Opinion polls taken before Sunday’s referendum had pointed to the “yes” vote winning by an almost two-to-one margin.
For the peace accord to be accepted, the “yes” vote needs to win a majority of the ballots cast as well as represent at least 13 percent of the electorate, or about 4.5 million votes.
Early results in Colombia’s national referendum show a tighter-than-expected vote over whether to endorse or reject the government’s peace accord with the South American nation’s biggest rebel movement.
With 15 percent of polling stations reporting results, 51 percent of ballots are in favor of the accord while 49 percent oppose it.
To pass, the “yes” vote needs to win a majority of the ballots case Sunday as well as represent at least 13 percent of the electorate, or about 4.5 million votes.
Polls have just closed in Colombia’s national referendum on a peace deal with leftist rebels. Now the wait for results begins.
A few governors and lawmakers had been hoping to extend Sunday’s voting by two hours to accommodate those who stayed home amid heavy rainfall caused by Hurricane Matthew along Colombia’s Caribbean coast. But electoral authorities rejected the proposal.
Authorities say early results should be available within an hour of polls closing.
Heavy rains resulting from Hurricane Matthew are delaying the opening of some polling stations in rural parts of Colombia as the country votes on whether to ratify a peace deal between the government and rebels.
The Interior Ministry says 82 voting booths in La Guajira peninsula, the area hardest hit by Matthew, didn’t open as scheduled due to logistical problems triggered by flooding and bad weather.
President Juan Manuel Santos is urging Colombians to look for inspiration from Indian independence leader Gandhi, who was born 147 years ago Sunday, as they cast ballots on a deal to end the country’s long civil conflict.

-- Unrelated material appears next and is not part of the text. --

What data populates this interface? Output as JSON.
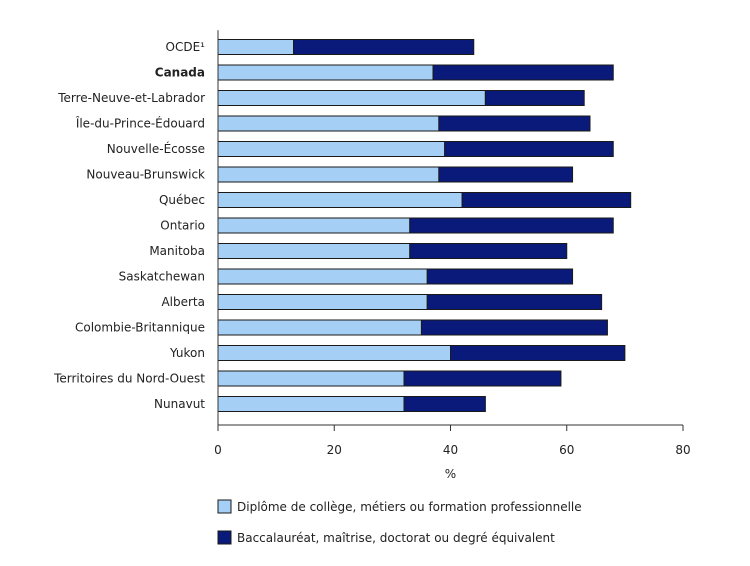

“We in Colombia have to adopt this culture of non-violence,” Santos told reporters after casting his ballot Sunday in Plaza Bolivar next to the presidential palace.
Santos said that heavy rainfall and bad weather as a result of hurricane Matthew shouldn’t be an obstacle to heading to the polls.
“All of us can be protagonists in this historic change taking place in our nation,” he said.
Polls have opened in Colombia’s referendum where voters will be asked whether to endorse or reject a historic peace deal with the country’s largest rebel movement.
Authorities are urging Colombians to vote early, though heavy rainfall from the offshore passage of Hurricane Matthew is expected to dampen turnout.
In Plaza Bolivar, where President Juan Manuel Santos is voting, there were long lines of voters standing with umbrellas waiting to cast ballots.
At least 13 percent of the electorate, or around 4.5 million voters, must ratify the accord signed Sept 26 in order for implementation to begin. Polls show the “yes” vote favored by an almost two-to-one margin.